I have already sent all of my documentation of via email and my application is going through. Having spoke to the person who is the go between, they have told me that they are confident that my application will be accepted (MT Sgt). They only started back to work after Easter leave on Monday so I'm hopeful that I will get a reply within the next couple of weeks. Fingers crossed

Sent from my iPad using ExpatForum


----------



## Gemma&Robert

Hiya Chrisdawson26

Oh excellent your further ahead of it then we are lol. My husband is a Full screw in the artilllery 19REG, out of interest what REG are you in? and can I ask did you have to do a C.V along with the application and all the reports?


----------



## DPK

The Staffordshire Bull Terrier is a wonderful dog! I grew up with one and had worked in rescue for quite some time.

Originally bred to look after children and christened "The Nanny Dog".

Sadly the staffy has been bred to larger breeds, to increase size, but these x's are still labeled "Staffy" which is not correct.

The popular press unfortunately has also chosen to demonise the staffy, but every picture they show is of a x breed.

The pure Staffordshire Bull Terrier is not on any prohibited lists.


----------



## Chrisdawson26

Yes I submitted a covering letter and CV along with all the documents you have mentioned b4 but if its only the EOI then that was just the covering letter and CV. Just make sure that once you get all your docs together there stamped and signed, certified true copy or words to that effect. It also needs to be a Maj or above. I'm with 3 MERCIAN in Fally. I do know a couple of blokes who are out from 19regt Neil Cooke and dick Brian.
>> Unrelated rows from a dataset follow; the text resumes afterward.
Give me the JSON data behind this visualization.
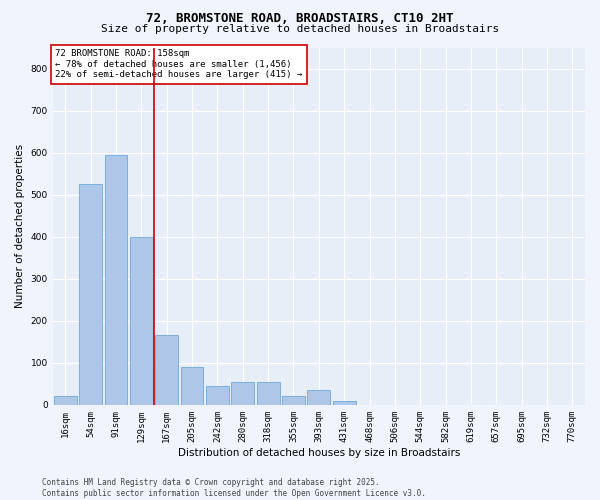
{
  "title_line1": "72, BROMSTONE ROAD, BROADSTAIRS, CT10 2HT",
  "title_line2": "Size of property relative to detached houses in Broadstairs",
  "xlabel": "Distribution of detached houses by size in Broadstairs",
  "ylabel": "Number of detached properties",
  "categories": [
    "16sqm",
    "54sqm",
    "91sqm",
    "129sqm",
    "167sqm",
    "205sqm",
    "242sqm",
    "280sqm",
    "318sqm",
    "355sqm",
    "393sqm",
    "431sqm",
    "468sqm",
    "506sqm",
    "544sqm",
    "582sqm",
    "619sqm",
    "657sqm",
    "695sqm",
    "732sqm",
    "770sqm"
  ],
  "values": [
    20,
    525,
    595,
    400,
    165,
    90,
    45,
    55,
    55,
    20,
    35,
    10,
    0,
    0,
    0,
    0,
    0,
    0,
    0,
    0,
    0
  ],
  "bar_color": "#aec6e8",
  "bar_edge_color": "#5a9fd4",
  "vline_x": 3.5,
  "vline_color": "#cc0000",
  "annotation_text": "72 BROMSTONE ROAD: 158sqm\n← 78% of detached houses are smaller (1,456)\n22% of semi-detached houses are larger (415) →",
  "annotation_box_color": "#cc0000",
  "ylim": [
    0,
    850
  ],
  "yticks": [
    0,
    100,
    200,
    300,
    400,
    500,
    600,
    700,
    800
  ],
  "background_color": "#e8eef8",
  "grid_color": "#ffffff",
  "footer_line1": "Contains HM Land Registry data © Crown copyright and database right 2025.",
  "footer_line2": "Contains public sector information licensed under the Open Government Licence v3.0.",
  "title_fontsize": 9,
  "subtitle_fontsize": 8,
  "annotation_fontsize": 6.5,
  "axis_label_fontsize": 7.5,
  "tick_fontsize": 6.5,
  "footer_fontsize": 5.5,
  "fig_bg_color": "#f0f4fc"
}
Sent from my iPad using ExpatForum


----------



## Bc-kiwi

You will have no problems taking your staffy with you. We are moving from Canada with ours and the only problem we have had is that some airlines will not carry snub nose dogs due to breathing issues. Air New Zealand will take them, though not sure of others. We are using a pet transporter service due to all the paper wok involved but others have done it themselves either way not cheap, costing us around US$5000 but he is one of the family. Good luck with your move

Blair


----------